Among 700 athletes, I competed in my first national bodybuilding competition at the NPC Jr. USA Championship on May 21, 2016. I was out of my small Midwest area. I was no longer a "big fish".
The Charleston Convention Center was filled with tanned muscles, energetic supporters and the opportunity to showcase success on a national stage. Show week, also known as "peak week", I knew I had prepared the best I could. It was my time to shine. I had to bring my "big fish" mentality from rural Nebraska to a larger group of competitors. I got a cold-like sickness just a few days before leaving for South Carolina. However, I refused to get mopey or upset about it. Just focused on drinking water, resting (when I could) and getting mentally prepared for the large feat ahead. Just like a fish, hydration is necessary.
Saturday morning at 6 am, it was go time. I had seen some of the other athletes enter around the venue. Now, it was my time.
Spray tan, check.
Hair and makeup, check.
Food and flexing, check.
Emergency supplies, check.
Friends to witness, check!
I approached the preparation room. As I entered the back room of the auditorium, something obvious struck me. I was no longer a "big fish".
I quickly became the small fish in a big pond. I was surrounded by athletes who had been challenging themselves, working their bodies and developing muscle for years. They had more "complete" physiques. They were more prepared. There was nothing I could do to change my stage compared to them. The main difference was amount of time dedicated to the sport.
What a humbling view. As I made my way backstage with a class of 28 other women, I felt confident, yet small. My moxie was in full effect, as it was for the other ladies. I left it all on the stage from comparisons to my individual presentation.
After prejudging, I text my coach. I knew I had not qualified for the top in the class. However, the small fish effect was rewarding.
|Individual presentation photos at the Jr. USA Show. I have come a long way but I'm not where I want to be yet!|
With any large goal, it often takes the little steps and actions to accomplish them. Patience, discipline and laser focus are three keys to achieving something as detail-oriented as bodybuilding. I am more driven after this show experience than ever before. I am planning a longer “off season” to increase healthy calories, put on some weight and build more muscle (all the carbs and all the gains!). I am now a little fish, but I cannot stop swimming.
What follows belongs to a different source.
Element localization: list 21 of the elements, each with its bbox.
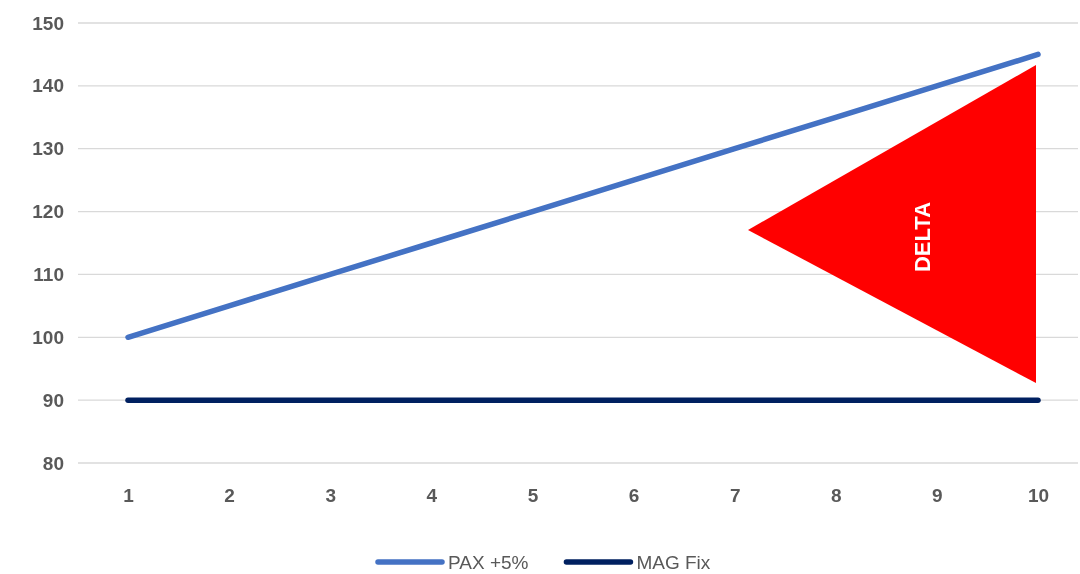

|Chilling with the girls.|
Are you becoming a big fish in a little pond? How can you reverse this to learn more and surround yourself with folks better than you, more experienced than you and ultimately, people who will drive you to become better than ever before?
Lucky for me, I have a great coach, new friends in bodybuilding and current friends who are learning about my bodybuilding pursuits. I even spent a few days exploring Charleston and Atlanta, completing my first photo shoot and enjoying some sweets and wine along the way!